When I reached the bed, I grabbed the phone on the bedside table I had barely used in months and typed out a text to Henri.

Send physio tomorrow.

I threw the phone away and collapsed onto my bed, still angry but also resolved.

So what if I could not get back what I lost?

I didn’t want to wallow in my pain any longer, because what I wanted much more was to show Jessie Burton—even if I could never again be the man I once was—I would no longer be the object of her pity.

CHAPTER EIGHT

Four weeks later...

Jessie

Whatever you’re doing, don’t stop. Renzo has turned a corner, the physio says he’s making excellent progress. So thank you. I have just deposited another thousand-euro bonus into your account. Keep up the good work.

Henri

IWIPEDMYflour-dusted hands on the tea towel I had tucked into my jeans as I read the text from Henri that had pinged onto my phone.

Surprise came first, swiftly followed by guilt.

If Renzo had turned a corner in the last month, I doubted it was down to me. The man ignored me now, whenever I happened to find him in his room, which wasn’t often, as he spent so much time in the specially equipped gym downstairs.

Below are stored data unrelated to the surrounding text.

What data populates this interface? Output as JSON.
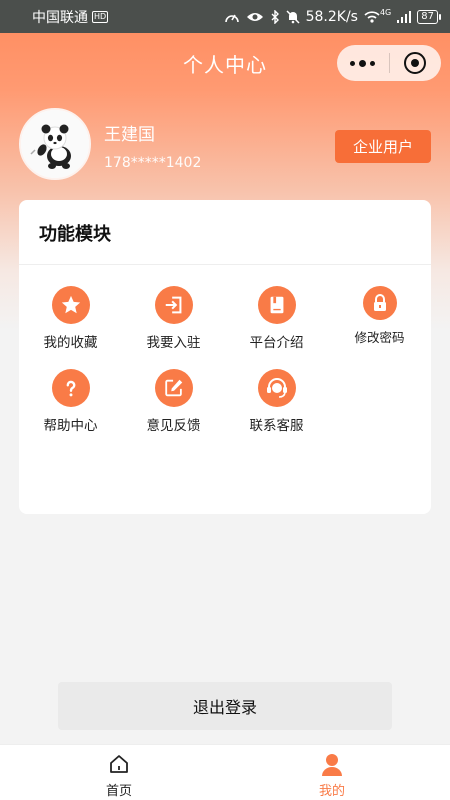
{
  "status_bar": {
    "carrier": "中国联通",
    "hd": "HD",
    "net_speed": "58.2K/s",
    "net_type": "4G",
    "battery": "87"
  },
  "header": {
    "title": "个人中心"
  },
  "profile": {
    "name": "王建国",
    "phone": "178*****1402",
    "badge": "企业用户"
  },
  "functions": {
    "title": "功能模块",
    "items": [
      {
        "label": "我的收藏",
        "icon": "star-icon"
      },
      {
        "label": "我要入驻",
        "icon": "sign-in-icon"
      },
      {
        "label": "平台介绍",
        "icon": "book-icon"
      },
      {
        "label": "修改密码",
        "icon": "lock-icon"
      },
      {
        "label": "帮助中心",
        "icon": "question-icon"
      },
      {
        "label": "意见反馈",
        "icon": "edit-icon"
      },
      {
        "label": "联系客服",
        "icon": "customer-service-icon"
      }
    ]
  },
  "logout_label": "退出登录",
  "tabbar": {
    "home": "首页",
    "mine": "我的"
  },
  "colors": {
    "accent": "#f97b47",
    "badge": "#f76e38",
    "header_top": "#ff8a5c"
  }
}
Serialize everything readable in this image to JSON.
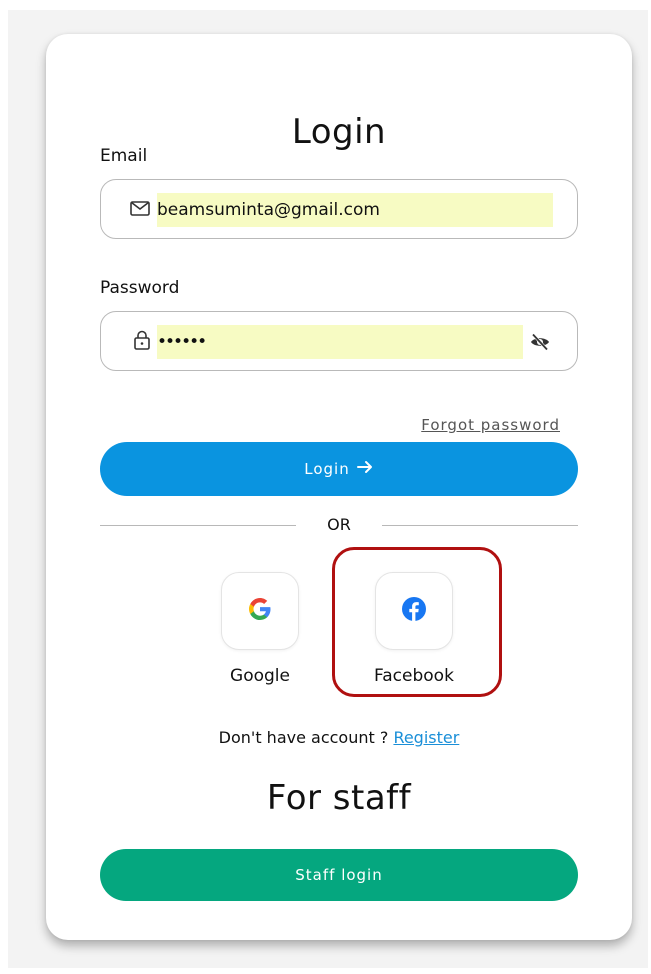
{
  "login": {
    "title": "Login",
    "email_label": "Email",
    "email_value": "beamsuminta@gmail.com",
    "password_label": "Password",
    "password_value": "••••••",
    "forgot_link": "Forgot password",
    "login_button": "Login",
    "or_text": "OR",
    "social": {
      "google_label": "Google",
      "facebook_label": "Facebook"
    },
    "register_prompt": "Don't have account ?",
    "register_link": "Register"
  },
  "staff": {
    "title": "For staff",
    "button": "Staff login"
  },
  "colors": {
    "login_button": "#0a94e0",
    "staff_button": "#05a77f",
    "autofill_highlight": "#f7fbc3",
    "highlight_box": "#b01010",
    "link": "#1a8fd8"
  },
  "icons": [
    "mail-icon",
    "lock-icon",
    "eye-off-icon",
    "arrow-right-icon",
    "google-icon",
    "facebook-icon"
  ]
}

Oddly I had missed our verbal sparring. Those arguments had made me feel emboldened, empowered and seen. Pathetic really, that I seemed to want him to notice me still. But I had come to realise in the past month, I had never been more to him than another employee.

I was stupidly pleased, though, to see him leave his room each day, to work with the physiotherapist. I knew he was working hard to get some mobility back into his leg and strengthen the muscles and ligaments which had been damaged.

Perhaps I had helped to goad him into contacting the physio. But I didn’t take any real credit for that. Surely even he wasn’t so stubborn he wouldn’t have realised eventually he needed to work on his recovery.

What I had taken pride in, though, was how much he continued to enjoy my food. But Henri was already paying me far too generously for that.